For four days in October, the Pentagon’s top generals and civilian bosses frantically shifted verbs, tenses and explanations like frenzied truckers grinding their gears on a perilous mountain road with no guardrails.
Careening through twists and turns, climbs and plunges, the generals and their bosses struggled to keep their runaway rigs rolling through an endless fog. Worse yet, this was a fog of their own making. And they knew they only made it worse every time they misspoke.
Back home, we quickly realized some sort of sickening tragedy happened on Saturday, Oct. 3, at a charity hospital in Kunduz, Afghanistan. A U.S. gunship had launched an airstrike to help Afghan ground troops retake the city they’d stunningly lost to Taliban forces. But multiple airstrikes decimated a sprawling Doctors Without Borders hospital, killing 22 doctors, staff, patients and children, and wounding dozens more.
It was one of the worst civilian disasters of the long and long-troubled Afghan war. Yet for days afterward, in a crisis that cried out for clarity, we were fogged in by official misinformation about how and why the atrocity happened.
Here’s what we were being told, day by day:
Day One, Saturday, Oct. 3: A U.S. military spokesperson in Afghanistan issued a deliberately minimalist report: “U.S. forces conducted an airstrike in Kunduz city at 2:15 a.m. (local), Oct. 3, against individuals threatening the force. The strike may have resulted in collateral damage to a nearby medical facility. This incident is under investigation.”
“Collateral damage” — the understatement led America’s media to bury the news.
Day Two, Sunday, Oct. 4: Hospital officials in Kunduz noisily spread the shocking truth — at least 19 were killed, including three children. They blamed a U.S. airstrike. United Nations Secretary-General Ban Ki-moon demanded a “thorough and impartial investigation.” Finally, it was Page 1, prime-time news everywhere.
Defense Secretary Ashton Carter spoke with reporters while flying to Spain. (Note: I’ve known Carter for years as a Harvard expert who is wise and scrupulously honest.) Carter emphasized that he only had “early facts” that “can be misleading.” He said “American forces there were engaged in the general vicinity” and “did report that they, themselves, were coming under attack.

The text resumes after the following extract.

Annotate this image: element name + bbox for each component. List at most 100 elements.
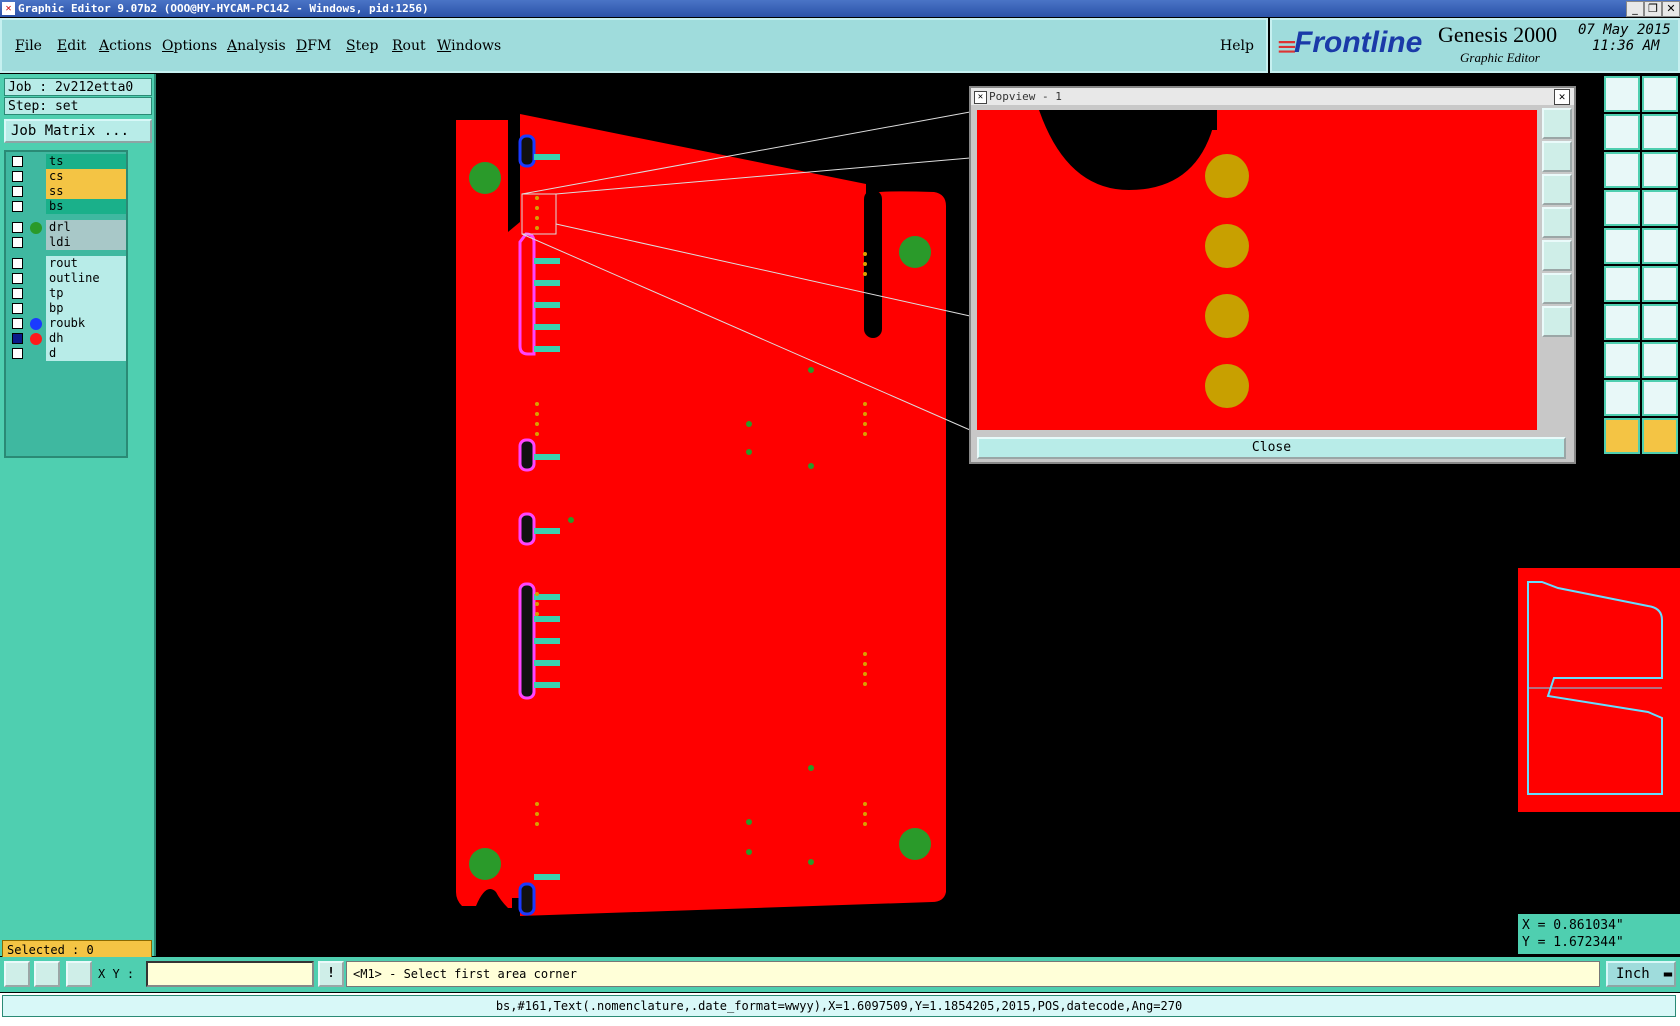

That much I think we can safely say.” Well, no we can’t. Top generals now doubt U.S. forces were under attack from within the hospital.
Day Three, Monday, Oct. 5: Gen. John F. Campbell, commander of U.S. forces in Afghanistan, briefed Pentagon reporters and uttered two preposterous assertions. First, he tried to blame the Afghan military for calling in the U.S. airstrike on the hospital. Second, he bizarrely described the slaughter of what we now know was 22 innocents as merely “several” civilians. “We have now learned that on Oct. 3, Afghan forces advised that they were taking fire from enemy positions and asked for air support from U.S. forces,” Campbell said.
It is incomprehensible that an intelligent general would describe such carnage in such understated terms. When that has happened in decades and wars past, it usually signaled a government or military atrocity was in the process of being covered up.
Day Four, Tuesday, Oct. 6: Gen. Campbell, perhaps sensing his failings of the day before, shifted explanations significantly. He told a Senate Armed Services Committee the airstrike resulted from “a U.S. decision made within the U.S. chain of command.” Other Pentagon officials reportedly said Campbell now believes no Afghan or U.S. troops were under severe threat from the hospital facility.
So it was that, for four days in October, we were bombarded by a blizzard of official lies. But we don’t yet know whether we were the only ones being deceived. Were America’s top generals and their civilian bosses also being misled by their subordinates?
Perhaps this was the week when the Pentagon’s top brass was caught in a rare command updraft — a blizzard of lies that may have swept out of Afghanistan and right up America’s military chain of command.